Жаль. Я возвращаюсь к посуде, теперь уже в тишине. Успеваю вымыть пару тарелок, и тут в окно справа стучат. Это Жак из пекарни в долине, принес багеты и огромный пакет круассанов. Я стягиваю резиновые перчатки и отпираю дверь, выдыхая белое облако в холодный утренний воздух.
— Salut, ma belle
[4], — здоровается Жак.
Не вынимая изо рта сигареты, вручает мне хлеб, затягивается «Житаном» и отворачивается выпустить дым.
— Привет, Жак, — отвечаю по-французски. Говорю я на нем не идеально, однако беседу поддержать могу. — Спасибо. Что скажешь про погоду, какой прогноз?
— О, прогноз не очень, — тоже по-французски сообщает Жак и, вновь затянувшись, задумчиво смотрит в небо.
Жак — один из немногих местных уроженцев. Народ вокруг в основном приезжий: либо туристы, либо сезонные работники. Жак здесь вырос и прожил всю жизнь, его отец владеет пекарней в Сент-Антуан-ле-Лак.

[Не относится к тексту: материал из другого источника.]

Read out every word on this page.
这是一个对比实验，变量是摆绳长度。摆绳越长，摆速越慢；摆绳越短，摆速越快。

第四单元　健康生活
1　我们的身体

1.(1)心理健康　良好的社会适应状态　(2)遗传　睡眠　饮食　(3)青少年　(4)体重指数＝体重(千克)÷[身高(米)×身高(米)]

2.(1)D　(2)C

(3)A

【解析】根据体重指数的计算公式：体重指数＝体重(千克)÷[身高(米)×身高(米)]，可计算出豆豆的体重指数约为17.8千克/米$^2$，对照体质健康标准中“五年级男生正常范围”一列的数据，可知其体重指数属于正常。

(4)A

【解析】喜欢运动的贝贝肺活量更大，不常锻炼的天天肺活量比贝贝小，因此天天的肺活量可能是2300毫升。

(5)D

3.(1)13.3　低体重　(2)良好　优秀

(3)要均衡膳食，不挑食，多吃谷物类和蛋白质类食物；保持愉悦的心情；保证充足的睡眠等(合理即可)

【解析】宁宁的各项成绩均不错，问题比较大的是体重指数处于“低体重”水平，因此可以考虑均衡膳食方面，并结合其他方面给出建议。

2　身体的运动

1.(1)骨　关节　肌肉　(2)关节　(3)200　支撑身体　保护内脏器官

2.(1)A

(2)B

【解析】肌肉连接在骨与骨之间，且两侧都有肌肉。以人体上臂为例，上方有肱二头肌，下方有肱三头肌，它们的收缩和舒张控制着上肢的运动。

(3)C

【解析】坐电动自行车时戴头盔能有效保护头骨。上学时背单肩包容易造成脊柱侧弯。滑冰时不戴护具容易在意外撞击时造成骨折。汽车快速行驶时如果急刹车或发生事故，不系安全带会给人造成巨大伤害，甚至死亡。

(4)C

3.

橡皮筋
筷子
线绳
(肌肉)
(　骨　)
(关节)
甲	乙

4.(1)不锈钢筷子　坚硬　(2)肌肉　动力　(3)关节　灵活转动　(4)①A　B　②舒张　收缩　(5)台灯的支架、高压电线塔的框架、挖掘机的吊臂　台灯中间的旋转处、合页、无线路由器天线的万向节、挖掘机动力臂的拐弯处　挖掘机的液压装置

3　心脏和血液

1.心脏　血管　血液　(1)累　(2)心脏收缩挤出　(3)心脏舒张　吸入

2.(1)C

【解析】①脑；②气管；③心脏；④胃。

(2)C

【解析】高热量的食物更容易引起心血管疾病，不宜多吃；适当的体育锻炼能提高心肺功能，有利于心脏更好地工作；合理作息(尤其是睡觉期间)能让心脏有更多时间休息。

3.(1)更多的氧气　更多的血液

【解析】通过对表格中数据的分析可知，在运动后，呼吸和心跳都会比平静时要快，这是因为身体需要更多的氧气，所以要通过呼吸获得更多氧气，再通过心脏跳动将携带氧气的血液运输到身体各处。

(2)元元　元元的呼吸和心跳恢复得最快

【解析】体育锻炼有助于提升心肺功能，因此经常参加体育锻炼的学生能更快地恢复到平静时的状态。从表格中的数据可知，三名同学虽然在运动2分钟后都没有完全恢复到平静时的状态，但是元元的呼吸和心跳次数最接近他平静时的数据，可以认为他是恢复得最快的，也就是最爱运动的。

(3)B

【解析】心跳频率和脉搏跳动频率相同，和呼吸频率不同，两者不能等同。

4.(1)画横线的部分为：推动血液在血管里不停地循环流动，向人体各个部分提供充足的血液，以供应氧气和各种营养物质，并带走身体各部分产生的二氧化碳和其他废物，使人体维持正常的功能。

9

Через несколько лет он выйдет на пенсию, и Жак его сменит.
— Как думаешь, удастся сегодня покататься на лыжах? — спрашиваю я.
Жак пожимает плечами.
— Разве что утром. Днем же… — Подняв руку, он вертит ладонью вправо-влево. Жест, которым французы обозначают неопределенность. — Будет сильный снегопад. Видишь, какие тучи над Дамой?
Дама — это Ле Дам Бланш, высокая гора, которая нависает над долиной и отбрасывает почти постоянную тень на шале. Жак прав, тучи действительно внушительные — темные, грозные.
— Тучи — полбеды, — продолжает он. — Хуже всего ветер. Он мешает ребятам из лавинной службы запускать небольшие лавины, понимаешь?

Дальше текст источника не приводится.